Republicans have a couple of problems. I am not referring to that party’s lack of popularity or the public’s taste for solutions and candidates offered by the Democratic Party. Rather they have a couple of fundamental problems that probably won’t go away—and which have shaped their contemporary political fortunes.
The first problem is that the better-educated or smarter you are, the more likely you are to vote Democratic. The second is that in so very solicitously serving the interests of the wealthy, they have, by definition, made the middle class their enemy.
Republicans realized a long time ago that smart people see through the b.s. with which they paper over their sluttish obedience to wealthy special interests. Rather than change their allegiance to that of the people they would govern, they doubled down by doing everything they could to destroy public education. The minute Reagan became Governor of California, the first thing he did was to set about destroying the independence, accessibility and success of the U.C. system, once the crown jewel of American public education. From vouchers to opposition to Pell Grants and student aid, Republicans do everything they can to dismantle, destroy, and disable American public education, increase its cost, and discredit the academics which staff it. They do this in a cold calculation that ignorant people without pronounced analytical skills will be easier to dupe. That’s it. They want you stupid so that they can hoodwink you easier.
The second issue is that the Republican Party, when it aligns itself with the wealthy, by definition aligns itself against the middle-class. It doesn’t want the rich to have to pay taxes, so it shifts the tax burden to the middle-class and to future generations. It doesn’t want the rich to have to pay fair wages, so it does everything it can to destroy, disable and dismantle the effectiveness of unions. This has two effects. The first the Republicans like—unions contribute and their members overwhelmingly vote for Democrats. Damaging unions thus helps Republicans by weakening part of the Democratic Party base. By driving down wages and shifting the tax burden, you slowly destroy the middle-class, and this leads to the second effect, destruction of American prosperity and concomitantly, its economic and military might. It is not an historical secret that only the advent of a prosperous middle class makes a nation truly potent economically, and that a potent economy is the only sustainable way to finance a potent military. And in today’s U.S., the effect has been amplified by the degradation of public education, and the increasing inability to compete in a progressively more technical and sophisticated world economy.

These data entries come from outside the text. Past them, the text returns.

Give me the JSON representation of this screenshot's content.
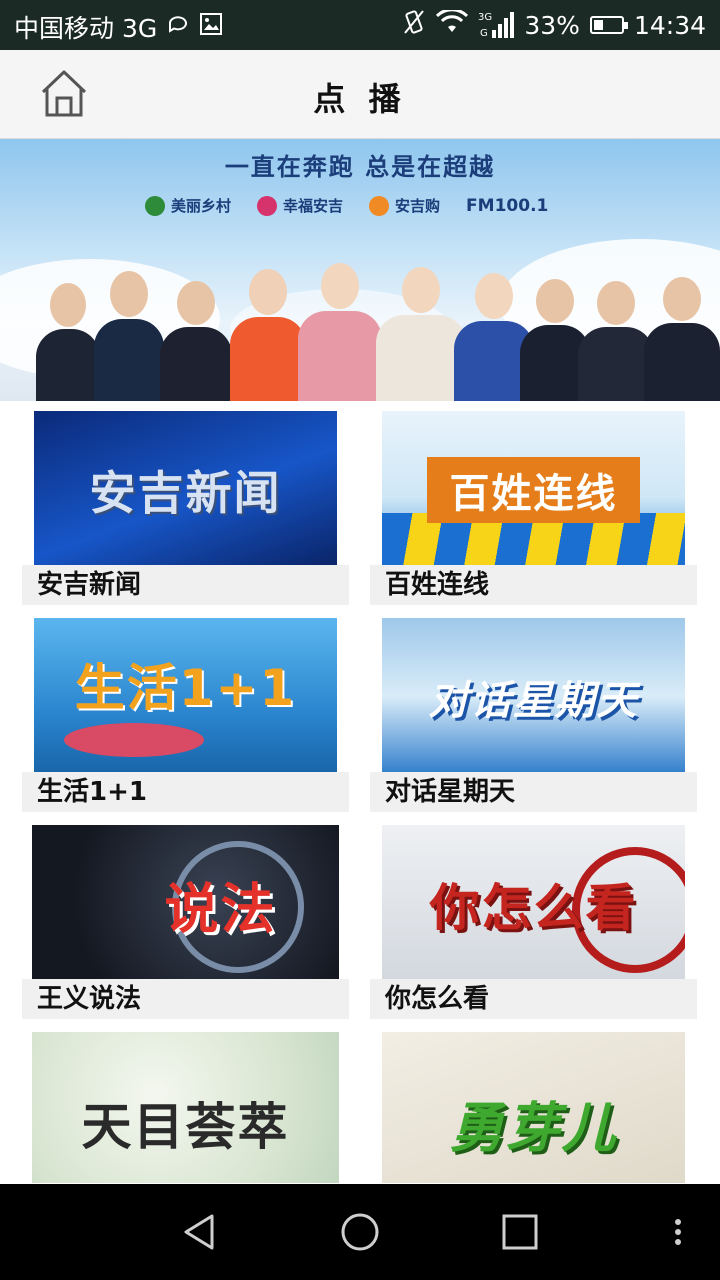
{
  "status_bar": {
    "carrier": "中国移动 3G",
    "network": "3G",
    "battery": "33%",
    "battery_level": 0.33,
    "time": "14:34",
    "icons": [
      "message-icon",
      "image-icon",
      "vibrate-icon",
      "wifi-icon",
      "signal-icon",
      "battery-icon"
    ]
  },
  "header": {
    "title": "点 播",
    "home_icon": "home-icon"
  },
  "banner": {
    "slogan": "一直在奔跑 总是在超越",
    "logos": [
      "美丽乡村",
      "幸福安吉",
      "安吉购",
      "FM100.1"
    ],
    "logo_colors": [
      "#2e8b3a",
      "#d6336c",
      "#f08a24"
    ]
  },
  "programs": [
    {
      "title": "安吉新闻",
      "thumb_text": "安吉新闻"
    },
    {
      "title": "百姓连线",
      "thumb_text": "百姓连线"
    },
    {
      "title": "生活1+1",
      "thumb_text": "生活1+1"
    },
    {
      "title": "对话星期天",
      "thumb_text": "对话星期天"
    },
    {
      "title": "王义说法",
      "thumb_text": "说法"
    },
    {
      "title": "你怎么看",
      "thumb_text": "你怎么看"
    },
    {
      "title": "",
      "thumb_text": "天目荟萃"
    },
    {
      "title": "",
      "thumb_text": "勇芽儿"
    }
  ],
  "nav": {
    "icons": [
      "back-icon",
      "home-circle-icon",
      "recents-icon",
      "more-icon"
    ]
  }
}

So when I say W has accomplished his mission, it has very little to do with Iraq. What he has accomplished is the only possible outcome of Republican governance: near-destruction of the middle-class, America’s economy on the brink of disaster, and its military might imperiled.
These problems come into confluence with another effect of governance by prostitution: the slavish devotion to the whims of the oil industry has brought the world to the brink of an environmental disaster from which civilization may not recover. This is the single most important issue facing the human race. Either we wise up or we auto-extinct. It’s that simple.
(A note: I’m not absolving the Democrats of complicity here: they are whores too, but more often they come out more nearly on the side of progressive politics, and they do not have the fundamental problems from which I posit the Republican Party suffers.)
So now we have a perfect storm: the American economy teetering on the brink, apparently beyond the reach of merely monetary measures, and the world on the brink of environmental disaster that may prove fatal to its ability to support human life.
Of course, the solution to both problems may be the same. The American economy can be rescued by a fiscal stimulus of sufficient breadth to convince the capital and credit markets that increased demand is sufficiently palpable to justify the extension of credit and investment in productive capacity, which will in turn increase the demand for those goods and services. At the same time, to blunt the effects of global warming, we need to develop new technologies and infrastructure for transportation and energy which leave a small fraction of the footprint which current technologies and infrastructure necessitate. The obvious solution to both problems is that the U.S. use a tremendous fiscal stimulus to build alternative energy and transportation technologies and infrastructure. The side-effect of course, is to put in U.S. hands the innovative technology that the entire world is going to need to adopt—read, buy from us.
And in this regard, as spiritually laudable as “post-partisanship” might be, I think we need to abandon it. The Republicans are the enemies of the middle-class and have proven in the Great Depression and again today that any time they are allowed to operate the levers of government, they will screw it up almost beyond the point of redemption. Even now, witless deficit hawks spouting long-discredited financial Darwinism are questioning the size of the stimulus. Obama’s desire to be “post-partisan” led him to include a huge tax-cut component in his initial stimulus plan, even though that will not purchase the new infrastructure that the recovery of America’s economy and the health of the Earth requires. It is time, metaphorically, not just to kick the Republicans while they are down, but to send them the bill for having our shoes cleaned afterwards. The looming environmental disaster has moved offstage as the mainstream media narrative has moved its focus to the economy, even though, as proposed here, the solution to both is identical.
We have about one chance left to get it right. And it won’t happen if we don’t keep an intolerable level of pressure on the prostiticians representing us in the Congress and the Senate.